We must be pulling every lever here. Constraints to early roll-outs should have been foreseen. And if there are unforeseen roadblocks, economists would advise that raising the price you are willing to pay encourages supply. If, as reported elsewhere, a lack of vials is really the problem, what incentives are being given to ensure manufacturers work round the clock, seven days per week? Making the activity more profitable increases the willingness to pay overtime, train new workers, and run machines hot. If not vials, identify the production or staffing bottleneck and apply the same logic.
Eliminating barriers to vaccinator volunteers is a no brainer. So it’s heartening that the government is “reviewing” red tape that says vaccinators must be diversity, terrorism, and fire-safety trained. But financial incentives could help too. The NHS is giving GPs an extra £10 for every care home resident they vaccinate this month, which makes sense given 36 per cent of deaths have been in homes. Yet what about financial inducements for extended hours, weekend work, and more?

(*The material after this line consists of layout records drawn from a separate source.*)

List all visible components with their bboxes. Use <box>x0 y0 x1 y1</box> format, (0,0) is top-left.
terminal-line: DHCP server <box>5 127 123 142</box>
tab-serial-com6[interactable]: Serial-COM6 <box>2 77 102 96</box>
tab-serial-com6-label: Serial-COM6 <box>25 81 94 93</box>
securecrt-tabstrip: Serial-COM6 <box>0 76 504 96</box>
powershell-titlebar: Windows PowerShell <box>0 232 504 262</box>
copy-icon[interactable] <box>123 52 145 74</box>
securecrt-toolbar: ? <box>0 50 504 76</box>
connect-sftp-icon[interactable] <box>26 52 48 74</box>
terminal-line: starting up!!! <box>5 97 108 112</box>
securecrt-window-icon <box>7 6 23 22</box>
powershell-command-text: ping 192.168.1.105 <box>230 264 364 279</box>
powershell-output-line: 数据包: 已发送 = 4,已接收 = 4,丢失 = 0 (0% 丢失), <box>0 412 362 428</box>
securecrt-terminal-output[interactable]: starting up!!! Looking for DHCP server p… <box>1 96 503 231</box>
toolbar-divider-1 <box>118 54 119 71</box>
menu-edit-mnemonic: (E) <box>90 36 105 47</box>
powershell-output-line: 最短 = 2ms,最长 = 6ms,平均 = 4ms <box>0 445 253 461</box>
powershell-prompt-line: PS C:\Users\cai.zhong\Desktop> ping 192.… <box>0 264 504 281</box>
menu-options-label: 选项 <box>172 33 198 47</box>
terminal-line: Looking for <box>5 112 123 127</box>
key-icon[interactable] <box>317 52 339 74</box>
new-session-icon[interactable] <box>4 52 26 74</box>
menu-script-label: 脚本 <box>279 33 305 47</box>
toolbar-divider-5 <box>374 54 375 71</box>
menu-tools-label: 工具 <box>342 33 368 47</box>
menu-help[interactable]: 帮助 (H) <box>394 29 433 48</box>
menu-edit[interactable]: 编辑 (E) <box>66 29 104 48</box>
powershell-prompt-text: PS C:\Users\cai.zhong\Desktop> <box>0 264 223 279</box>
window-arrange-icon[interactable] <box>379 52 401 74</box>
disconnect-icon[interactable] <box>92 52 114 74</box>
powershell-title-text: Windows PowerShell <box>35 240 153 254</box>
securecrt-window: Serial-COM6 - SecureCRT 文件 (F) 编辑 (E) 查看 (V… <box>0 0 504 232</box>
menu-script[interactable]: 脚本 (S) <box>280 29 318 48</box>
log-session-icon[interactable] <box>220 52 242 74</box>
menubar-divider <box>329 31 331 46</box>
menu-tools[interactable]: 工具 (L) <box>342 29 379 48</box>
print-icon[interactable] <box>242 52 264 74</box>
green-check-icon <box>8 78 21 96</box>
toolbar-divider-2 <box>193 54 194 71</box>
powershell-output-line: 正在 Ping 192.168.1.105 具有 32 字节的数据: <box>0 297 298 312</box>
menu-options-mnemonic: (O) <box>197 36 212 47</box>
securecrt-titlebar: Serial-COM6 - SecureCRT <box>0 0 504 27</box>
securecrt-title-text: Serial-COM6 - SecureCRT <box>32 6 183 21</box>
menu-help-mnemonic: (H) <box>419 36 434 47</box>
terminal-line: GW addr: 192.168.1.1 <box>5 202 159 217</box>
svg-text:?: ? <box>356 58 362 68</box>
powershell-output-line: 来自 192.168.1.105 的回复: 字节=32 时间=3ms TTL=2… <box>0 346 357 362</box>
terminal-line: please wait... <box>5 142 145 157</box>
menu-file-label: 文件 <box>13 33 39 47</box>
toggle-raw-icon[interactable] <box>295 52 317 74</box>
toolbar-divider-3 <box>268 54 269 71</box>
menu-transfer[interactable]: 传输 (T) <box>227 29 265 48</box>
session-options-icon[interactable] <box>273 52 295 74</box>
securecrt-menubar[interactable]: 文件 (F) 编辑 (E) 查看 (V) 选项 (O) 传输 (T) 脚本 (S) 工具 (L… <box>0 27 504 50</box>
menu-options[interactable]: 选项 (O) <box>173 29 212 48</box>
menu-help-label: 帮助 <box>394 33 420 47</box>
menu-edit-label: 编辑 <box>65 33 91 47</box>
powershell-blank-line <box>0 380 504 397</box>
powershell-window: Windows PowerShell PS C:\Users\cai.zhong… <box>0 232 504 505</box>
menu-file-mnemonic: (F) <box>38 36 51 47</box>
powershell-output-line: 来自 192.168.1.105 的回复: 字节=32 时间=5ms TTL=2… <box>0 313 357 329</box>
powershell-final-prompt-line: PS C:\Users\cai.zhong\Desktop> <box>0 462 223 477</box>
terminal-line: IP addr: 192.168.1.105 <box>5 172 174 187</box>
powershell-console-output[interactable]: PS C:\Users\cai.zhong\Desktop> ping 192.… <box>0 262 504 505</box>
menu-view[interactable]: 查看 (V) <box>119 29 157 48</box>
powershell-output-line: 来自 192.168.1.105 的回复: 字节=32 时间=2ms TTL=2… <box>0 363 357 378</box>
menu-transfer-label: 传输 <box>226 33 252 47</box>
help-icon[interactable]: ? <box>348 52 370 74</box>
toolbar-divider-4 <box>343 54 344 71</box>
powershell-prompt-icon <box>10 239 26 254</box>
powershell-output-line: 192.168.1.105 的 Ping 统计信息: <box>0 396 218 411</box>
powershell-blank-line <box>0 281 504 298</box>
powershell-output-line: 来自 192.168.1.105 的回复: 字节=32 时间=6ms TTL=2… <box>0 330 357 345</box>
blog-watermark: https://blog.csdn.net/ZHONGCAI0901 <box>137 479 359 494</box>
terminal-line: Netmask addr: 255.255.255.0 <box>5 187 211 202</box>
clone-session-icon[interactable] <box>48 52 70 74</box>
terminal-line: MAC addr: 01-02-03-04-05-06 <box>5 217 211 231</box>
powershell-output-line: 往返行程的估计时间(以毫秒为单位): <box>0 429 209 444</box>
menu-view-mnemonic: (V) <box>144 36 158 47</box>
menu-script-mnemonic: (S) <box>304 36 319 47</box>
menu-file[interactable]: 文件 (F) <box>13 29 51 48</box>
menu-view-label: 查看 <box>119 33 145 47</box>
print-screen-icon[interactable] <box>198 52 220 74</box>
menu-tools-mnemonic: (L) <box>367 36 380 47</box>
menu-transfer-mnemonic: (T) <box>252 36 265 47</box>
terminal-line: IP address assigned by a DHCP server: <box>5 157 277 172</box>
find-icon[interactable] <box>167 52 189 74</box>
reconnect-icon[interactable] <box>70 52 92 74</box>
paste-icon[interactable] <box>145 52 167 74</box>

This would not only help in getting more vaccinations delivered, but potentially space them out a bit too. So prevalent is the virus right now, hordes of people packed into waiting rooms could lead to infections even prior to vaccines being administered. Is anyone establishing drive-through or outdoor sites, as seen in Israel?
Nor can we afford wasted vaccines. The zero out-of-pocket price means no penalty for people or providers for missed shots. With the possibility of vaccines wasted or appointments missed, GPs, hospital workers, and (hopefully) pharmacies should have the decentralised authority to administer them to “ineligible” individuals without the threats of repercussions to avoid waste. A vaccine dose to someone is better than no one. Let’s not sacrifice lives on the altar of “fairness.”
The Government’s “first doses first” policy shows that Ministers understand inoculating more people sooner is essential, even with a potential efficacy trade-off. But this strategy only helps in the medium-term if the supply is ramped up. The economy and the public health effort require getting the manufacture, logistics, and physical delivery expanded in the swiftest time possible. It’s not easy, but the language from government sometimes treats the stated constraints fatalistically, rather than seeing them as an economic problem that prices, incentives, and regulations could affect.